BlueStacks’ Beginners Guide to Playing Hearthstone
Hearthstone is a heavily strategy-based digital card game that involves a lot of advanced mechanics that might prove to be intimidating for new players. The biggest thing that turns a lot of players off when starting out is when they find it too challenging to win matches in the main game mode – Ranked. Luckily, this beginner’s guide aims to show players the best ways to improve their gameplay so that they can increase their chances of winning more games.
Even the early ranks of Hearthstone contain a lot of skilled players who are obviously familiar with advanced card game strategies. Players with more resources are able to build a full deck the moment they commit, but that shouldn’t stop free-to-play players from competing. It may take F2P players more time to build their decks, but once they’ve created a complete deck, they can begin climbing up the ranked ladder and fight on equal ground against any type of player.
Choosing a Class
The first and most important thing that players (especially F2P ones) need to do is choose a class that they’ll commit to. Building a deck can have a hefty price, and if you choose one that you don’t like or one that doesn’t match your playstyle, it’ll take even more time to build another deck. When you begin playing, it’s recommended you play the various game modes since they don’t require a full deck to compete, which should give you a general idea of how the decks work.
A great thing that players can do when choosing a deck is to watch some videos online that contain highlights of how a deck or archetype works. There are so many Hearthstone streamers and YouTubers that upload their games and guides that cover how to pull off various classes and deck builds. Once you find a deck that you can really connect with, that’s when you should start building your deck, ensuring to use the scarce resources that you’ll get as you progress through the game.
Creating Your First Deck
Creating your first deck is the trickiest part of the game because of the Booster Pack system. Cards are acquired either by getting them from a pack or by crafting them using Crystals that are acquired from destroying non-Core cards. Players have the option to keep cards that they own, but if you want to speed up the process of building your first deck, we recommend destroying as many non-essential cards as possible to build one that you’ve committed to playing.
Destroying cards only rewards you with 1/4th to 1/8th (depending on the rarity) of the cards’ original value. This means that players that are just starting out don’t have the luxury of building multiple decks at once. The best way to speed up the process of building your first deck is to stick with one class and destroy all of the cards that you get from other classes to earn Crystals. Once you’ve built your deck, stop destroying cards and prepare for future sets because you might need them.

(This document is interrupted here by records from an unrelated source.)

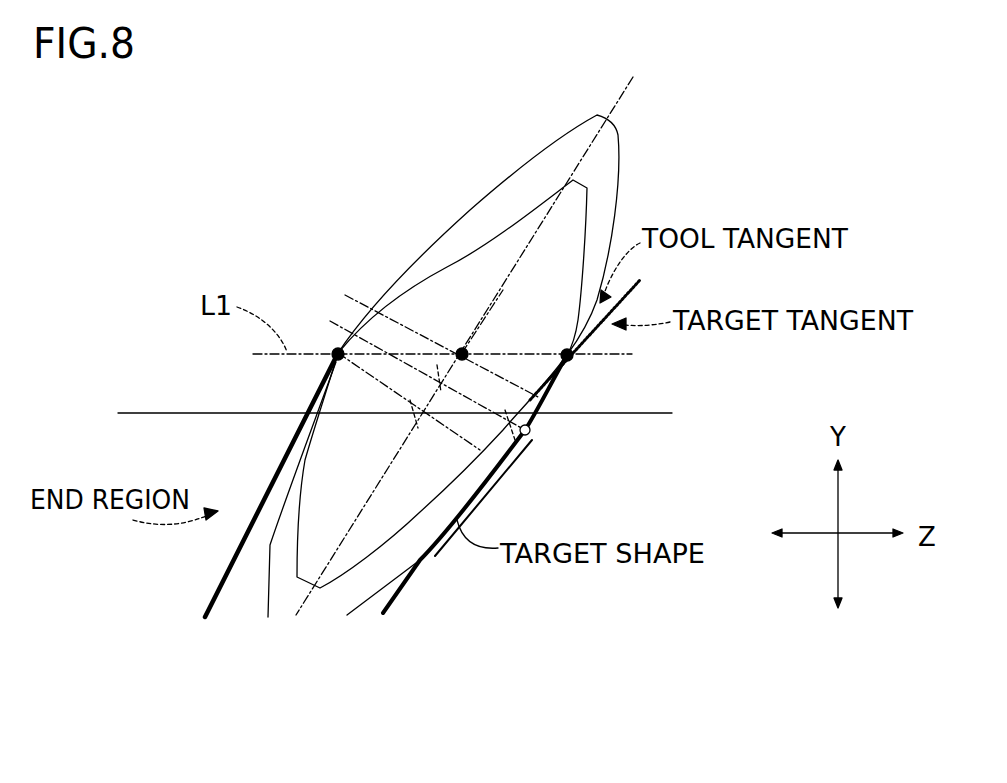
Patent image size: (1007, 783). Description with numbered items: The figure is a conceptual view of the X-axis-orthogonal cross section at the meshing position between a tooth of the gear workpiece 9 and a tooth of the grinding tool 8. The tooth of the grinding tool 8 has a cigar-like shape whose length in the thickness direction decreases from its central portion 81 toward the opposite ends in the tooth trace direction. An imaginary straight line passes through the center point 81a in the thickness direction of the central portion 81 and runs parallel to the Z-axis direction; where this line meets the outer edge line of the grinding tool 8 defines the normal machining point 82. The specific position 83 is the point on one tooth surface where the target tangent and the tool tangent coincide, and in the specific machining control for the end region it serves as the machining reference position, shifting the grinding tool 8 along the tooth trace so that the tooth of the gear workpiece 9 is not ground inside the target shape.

The grinding tool 8 is at (405, 507).
The gear workpiece 9 is at (215, 440).
The central portion 81 is at (398, 312).
The center point 81a is at (462, 348).
The normal machining point 82 is at (332, 347).
The specific position 83 is at (338, 347).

Learning How To Use Your Deck
Learning how to use your deck is where players may start to feel regretful. A lot of players start to believe that the deck they’ve built sucks, but they shouldn’t give up too early; chances are that the player is to blame rather than the deck. Every deck has a chance to win, even if it’s not an equal chance (other decks have higher chances of winning). The best thing to do in these situations is to learn from your losses and start mastering how your deck works the old-fashioned way: trial and error.
A player that masters their own deck will start having somewhere between a 40% to 70% win rate. This should get you through apprenticeship and allow you to prepare to build a better deck in case the first one you built truly isn’t viable. Even the strongest deck will have a very low win rate if the player doesn’t know how to execute important combos and create counter-plays in their heads when facing certain matchups. In short, just play the game until you git gud.
Keeping Up With The Meta
There are two types of players: the ones that play to enjoy (4fun players) and meta slaves. It doesn’t really matter what type of player you are because the main purpose of playing a game is to have fun and enjoy it. If winning is your main source of joy, the meta is your best friend. Keeping up with the meta is an important part of being a competitive card game player. You can do this by researching the trends, win rates, and popularity of certain decks online, either in forums or databases.
There isn’t a card game in existence today where one deck archetype isn’t well ahead of its competition. Unfair, sure, but that’s just how the game works. The great thing about card games is that there are often rock-paper-scissors-type matchups where one deck is a counter against another deck. This will equalize your chances as long as you study your environment and learn which archetypes are more popular in the current rotation that you are playing in.
Preparing For the Rotation
One way that card games try to make the game interesting is by introducing the Rotation system. The rotation basically means that new cards are introduced in Sets which will make certain decks stronger while others suffer. Old cards will Phase Out, meaning they’ll either become too weak to use in the current meta or totally removed from the game. This is a healthy part of the game since it prevents some card archetypes from being too overpowered for too long.
Players should prepare for the rotation by learning when the next set will arrive and which cards will be removed. Reading up on the new set from articles online or by watching videos from credible Hearthstone players will allow you to determine if the upcoming set will make your class stronger or weaker. During this time, you should decide if you want to continue playing your class or start earning enough Crystals to jump ship and play another class.